People suffering from type 1 diabetes require insulin every day. They must also monitor their blood glucose levels and adjust the levels of insulin, food and activity levels to keep their blood sugar within an acceptable range.
Type 2 diabetes
If you suffer from type 2 diabetes, your body is not using insulin as it should. Insulin is a hormone which helps your cells get blood sugar (glucose) out of your blood and into your cells, where it can be used as energy.
People with type 2 diabetes must treat their condition through a healthy diet and exercise. They may also have to take medication to control their blood sugar levels.
The signs of diabetes in women
Diabetes is a chronic disease that affects all races, ethnic groups, ages, and genders. Women are at greater risk than males.
Women with diabetes have a higher likelihood of developing complications than men, including heart disease (the most frequent complication of diabetes) and vision loss.
One of the first signs of diabetes in women is a higher thirst and increased urine, a condition known as polydipsia. This is because diabetes causes excess sugar to build up in the blood and your kidneys aren’t equipped to filter it out in a proper manner.
The signs of diabetes in men
Diabetes is a disease in which cells are unable use glucose (blood sugar) for energy. This is typically because the pancreas produces too little insulin.
This can lead to high blood glucose levels. The body tries to lower these levels by flushing excess glucose out of your bloodstream via urine.
People who have diabetes often feel thirsty and need to drink large quantities of fluids. It can be as much as four liters daily.
Men can also lose weight as their bodies use muscles to generate energy, not fat. This is due to the fact that the blood sugar level stays high for long periods of time.
A balanced diet for diabetes can be a key part of managing the condition. It can help manage blood sugar levels, manage weight and decrease the risk factors that can lead to heart disease.
You should include whole food items in your diet, such as fruits, vegetables and whole grains. Also, low-fat dairy products and legumes are excellent choices.
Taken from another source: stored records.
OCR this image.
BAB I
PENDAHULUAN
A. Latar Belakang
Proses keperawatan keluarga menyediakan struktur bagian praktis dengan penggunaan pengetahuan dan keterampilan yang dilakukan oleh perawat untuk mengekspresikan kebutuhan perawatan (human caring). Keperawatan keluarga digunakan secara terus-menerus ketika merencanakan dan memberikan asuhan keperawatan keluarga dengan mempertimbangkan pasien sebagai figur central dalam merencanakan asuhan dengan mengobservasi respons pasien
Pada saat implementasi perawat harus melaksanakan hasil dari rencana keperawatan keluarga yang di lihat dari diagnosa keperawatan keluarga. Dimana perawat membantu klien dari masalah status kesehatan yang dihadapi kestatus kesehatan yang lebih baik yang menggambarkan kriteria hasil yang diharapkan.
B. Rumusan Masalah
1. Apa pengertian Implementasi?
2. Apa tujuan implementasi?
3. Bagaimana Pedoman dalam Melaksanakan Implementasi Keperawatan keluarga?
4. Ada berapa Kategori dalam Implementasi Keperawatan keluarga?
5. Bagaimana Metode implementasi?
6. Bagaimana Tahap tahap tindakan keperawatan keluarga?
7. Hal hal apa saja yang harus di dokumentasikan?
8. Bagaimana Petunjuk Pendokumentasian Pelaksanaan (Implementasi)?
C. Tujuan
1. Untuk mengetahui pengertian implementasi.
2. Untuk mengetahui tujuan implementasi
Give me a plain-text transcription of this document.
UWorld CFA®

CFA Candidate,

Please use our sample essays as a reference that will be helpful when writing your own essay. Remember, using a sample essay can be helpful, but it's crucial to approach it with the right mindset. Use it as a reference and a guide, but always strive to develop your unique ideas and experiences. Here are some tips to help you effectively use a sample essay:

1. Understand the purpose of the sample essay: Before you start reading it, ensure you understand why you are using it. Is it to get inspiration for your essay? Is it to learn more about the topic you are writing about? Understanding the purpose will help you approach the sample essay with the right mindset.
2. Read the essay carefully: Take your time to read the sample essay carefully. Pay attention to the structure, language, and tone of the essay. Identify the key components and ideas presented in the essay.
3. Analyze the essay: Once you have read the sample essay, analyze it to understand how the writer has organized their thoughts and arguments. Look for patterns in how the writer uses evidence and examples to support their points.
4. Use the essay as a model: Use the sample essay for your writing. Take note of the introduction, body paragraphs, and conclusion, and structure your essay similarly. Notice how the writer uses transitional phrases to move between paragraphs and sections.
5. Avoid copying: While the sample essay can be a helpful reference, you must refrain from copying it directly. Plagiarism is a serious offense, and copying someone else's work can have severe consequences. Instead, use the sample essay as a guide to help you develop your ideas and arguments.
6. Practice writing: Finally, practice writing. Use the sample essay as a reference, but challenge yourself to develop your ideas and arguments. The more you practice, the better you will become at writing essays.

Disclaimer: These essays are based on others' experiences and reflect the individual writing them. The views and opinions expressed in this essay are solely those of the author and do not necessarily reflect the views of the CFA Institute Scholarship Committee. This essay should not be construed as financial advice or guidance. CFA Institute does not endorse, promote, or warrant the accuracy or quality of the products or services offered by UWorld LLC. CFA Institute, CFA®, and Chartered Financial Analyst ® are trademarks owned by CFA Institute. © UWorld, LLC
It should also be low in saturated (unhealthy) fat and added sugars.
You may need to limit your consumption of drinks sweetened with sugar. These drinks often have plenty of sugar, which can lead to elevated blood sugar levels.
Your doctor may prescribe diabetes medication to keep your blood sugar (glucose) levels within a normal range. These drugs are often paired with changes in lifestyle, like diet and physical activity, to manage the condition.
If your blood sugar is not being adequately controlled with one medicine, you may need to take a different medication. Your doctor will guide you to pick the best medication for your personal preferences and needs.
Newer medicines like glucagon-like receptor antagonists for peptide-1 and sodium-glucose cotransporter-2 inhibitors lower blood sugar levels, offer cardiovascular and kidney benefits, and lower the risk of complications. They’re also helpful for weight loss and are available in injectable and tablet forms.